To Pike, the work really seems more like play — Reed explained the dog has no idea the narcotics are bad, and if he is commanded to bite someone, the dog is not angry.
Pike is very good-tempered and great around children, he said. The German shepherd loves a good scratch and makes friends with newcomers if Reed is OK with it.
“But if he goes out to apprehend a suspect and he gets hurt, then it’s personal,” Reed added.
Pike would only be asked to apprehend or bite a suspect if it involved a felony crime, a suspect fleeing custody, or to stop an assault on a person or an officer, Reed explained.
With the Le Mars Police, Pike has never had to do that, but a few times a month he is used for a building or vehicle search, and he also has helped track people and evidence.
“In the home invasion out in the country the winter before last, Pike was instrumental in knowing where to look for the guys,” Reed said. “It was a cold night, and that’s one of the things that made the track difficult. When it’s cold and windy on snow, it’s hard to scent a suspect.”
In that January 2009 attempted burglary, which involved five suspects, three fled on foot and were eventually tracked down by Pike and police officers using thermal imaging units.
“It’s a team thing,” Reed said. “Pike helped the guys be where they needed to be. He was just part of the team.”
In between police calls, Pike is never allowed to get lazy.
“I train him almost every night,” Reed said.
Sometimes, that involves Pike hunting down actual narcotics or scented items Reed hides.
“I’m constantly proofing to make sure I’m not training him to smell something else,” Reed said, explaining that at one time officers would hide narcotics in PVC pipe, and the dogs actually were sniffing out the glue used to close the pipe rather than the narcotics.
The canine nose is extremely sensitive, Reed added.
“When Pike walks into a room where stew is cooking, he smells cooking onions, he smells cooking meat, he smells cooking carrots,” he said.
That’s unlike humans, who usually just smell the stew combination.

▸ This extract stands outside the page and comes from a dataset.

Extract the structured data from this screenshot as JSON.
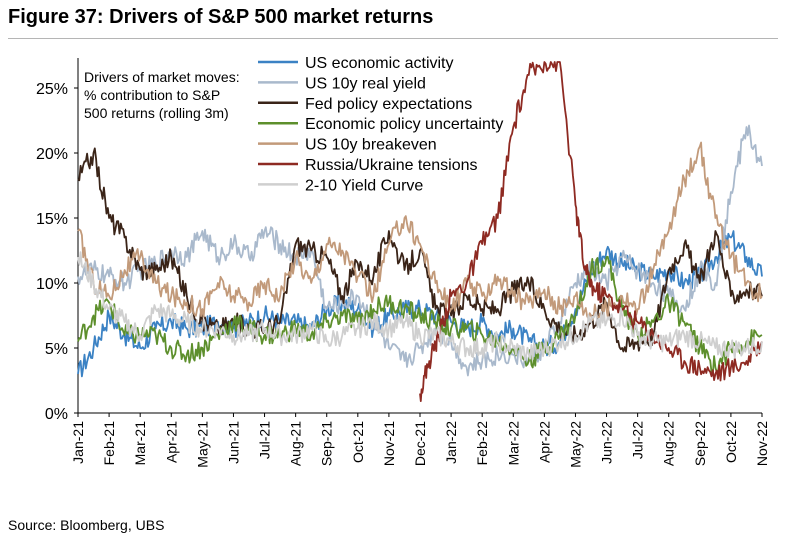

Training also involves obedience work, tracking work and apprehensions. Reed has special padded coverings he or others can wear so Pike can practice his bites.
But Pike also gets downtime. He likes playing fetch in Reed’s back yard.
Police dogs usually live with their handlers, Reed said.
In many cases, a police department will own the dog, but it will still go home with its handler after the day’s work.
“It makes it a lot easier to take care of the dog, and it has a sense of family,” Reed said.
However, Reed, not the police department, owns Pike.
“He’s my dog, but I’m assigned as a K-9 handler at the department,” Reed explained.
And he wouldn’t have it any other way.
“For me, it’s a dream job,” Reed said.